Today 185 UN member states are parties to the United Nations Convention against Transnational Organized Crime (UNTOC) which was adopted by the General Assembly in 2000. The multilateral treaty has three supplementary protocols: the Protocol to Prevent, Suppress and Punish Trafficking in Persons, Especially Women and Children; the Protocol against the Smuggling of Migrants by Land, Sea and Air; and the Protocol against the Illicit Manufacturing of and Trafficking in Firearms, their Parts and Components and Ammunition. By ratifying the Convention, states are obliged to develop specific measures against transnational organized crime. This includes adopting frameworks for extradition, creating domestic criminal offenses, promoting assistance for national authorities, and so on. In this way, the Convention has functioned as the primary instrument to fight transnational organized crime and ensure safety among countries.

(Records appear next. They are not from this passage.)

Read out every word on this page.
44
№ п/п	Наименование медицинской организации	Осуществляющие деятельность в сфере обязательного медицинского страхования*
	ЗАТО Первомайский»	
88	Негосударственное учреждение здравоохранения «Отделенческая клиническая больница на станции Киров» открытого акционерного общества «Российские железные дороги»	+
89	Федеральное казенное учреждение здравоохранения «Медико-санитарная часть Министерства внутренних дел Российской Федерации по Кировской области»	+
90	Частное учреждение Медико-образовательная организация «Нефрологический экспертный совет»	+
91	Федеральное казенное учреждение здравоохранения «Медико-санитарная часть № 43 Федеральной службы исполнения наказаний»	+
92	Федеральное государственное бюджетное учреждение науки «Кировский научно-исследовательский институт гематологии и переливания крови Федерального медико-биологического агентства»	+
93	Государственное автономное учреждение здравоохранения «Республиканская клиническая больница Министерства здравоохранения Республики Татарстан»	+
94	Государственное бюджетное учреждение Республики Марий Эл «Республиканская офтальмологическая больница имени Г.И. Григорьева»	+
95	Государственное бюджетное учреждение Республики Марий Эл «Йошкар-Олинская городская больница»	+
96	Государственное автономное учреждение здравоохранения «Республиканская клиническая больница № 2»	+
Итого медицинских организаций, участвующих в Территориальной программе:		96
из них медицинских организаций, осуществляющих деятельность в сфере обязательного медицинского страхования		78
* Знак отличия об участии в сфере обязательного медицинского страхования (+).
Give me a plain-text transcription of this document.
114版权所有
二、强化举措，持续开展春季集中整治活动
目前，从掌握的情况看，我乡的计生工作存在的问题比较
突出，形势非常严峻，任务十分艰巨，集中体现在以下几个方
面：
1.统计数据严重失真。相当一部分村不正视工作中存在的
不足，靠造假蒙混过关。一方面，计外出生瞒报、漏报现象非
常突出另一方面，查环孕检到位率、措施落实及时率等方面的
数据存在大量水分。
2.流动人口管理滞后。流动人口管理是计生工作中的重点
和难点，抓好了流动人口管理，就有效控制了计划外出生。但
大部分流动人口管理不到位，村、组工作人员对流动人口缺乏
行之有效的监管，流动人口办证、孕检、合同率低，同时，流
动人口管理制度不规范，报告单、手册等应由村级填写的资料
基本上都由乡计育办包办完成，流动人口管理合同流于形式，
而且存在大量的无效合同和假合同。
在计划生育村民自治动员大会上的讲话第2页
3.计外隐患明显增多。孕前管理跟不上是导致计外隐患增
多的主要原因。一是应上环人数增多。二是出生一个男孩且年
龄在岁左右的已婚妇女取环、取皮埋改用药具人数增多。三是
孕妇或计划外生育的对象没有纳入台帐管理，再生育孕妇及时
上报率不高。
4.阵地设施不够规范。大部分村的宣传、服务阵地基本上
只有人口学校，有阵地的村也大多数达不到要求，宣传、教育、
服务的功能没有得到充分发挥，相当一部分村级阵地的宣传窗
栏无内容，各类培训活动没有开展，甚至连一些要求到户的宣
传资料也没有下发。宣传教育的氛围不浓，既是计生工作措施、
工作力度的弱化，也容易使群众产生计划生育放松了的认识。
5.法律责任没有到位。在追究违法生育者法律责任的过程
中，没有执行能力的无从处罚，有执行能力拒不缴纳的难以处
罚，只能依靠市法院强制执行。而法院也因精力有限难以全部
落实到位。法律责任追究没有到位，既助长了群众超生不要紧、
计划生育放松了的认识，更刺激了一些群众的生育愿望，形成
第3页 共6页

Topic A: Transnational Crime against Cultural Property
In recent years, organized crime groups and terrorist organizations have become involved in the theft, destruction, and trafficking of cultural property. These groups profit from the theft of valuable artifacts by selling them to wealthy collectors and museums; in 2020, over 800,000 related items were seized worldwide. The damage that crime against cultural property causes to archaeological sites and national identity cannot be overstated. Some organized crime groups have also started to create forgeries of cultural artifacts to meet the growing demand. However, selling fake items only increases the demand for real artifacts, putting them in even greater danger. The UNTOC is the world’s best tool to fight organized crime groups and therefore has a responsibility to stop this trade. This committee will ask delegates to develop robust solutions that preserve global heritage while cutting off funding from these violent groups.
Topic B: The Usage of the Internet to Organize Crime
The issue of cybercrime and national security has been more widely recognized in the past few years. The UNTOC addresses the link between cybercrime on the internet and organized crimes. The increase in illegal online activities is a serious concern, as the internet has made swift and anonymous interactions possible. Crimes are often targeted and have destructive consequences like identity theft, fraud, exploitation of minors, and the distribution of terrorist materials. Criminals profit about USD 1 billion per year off of cybercrimes, mostly through stealing private data and attaining bank and payment information. These crimes threaten national security, exploit individuals, and have other disastrous effects. Due to the complexity of the conflict, strengthening and developing solutions is important to prevent major attacks and crimes and to ensure the safety of people across the world.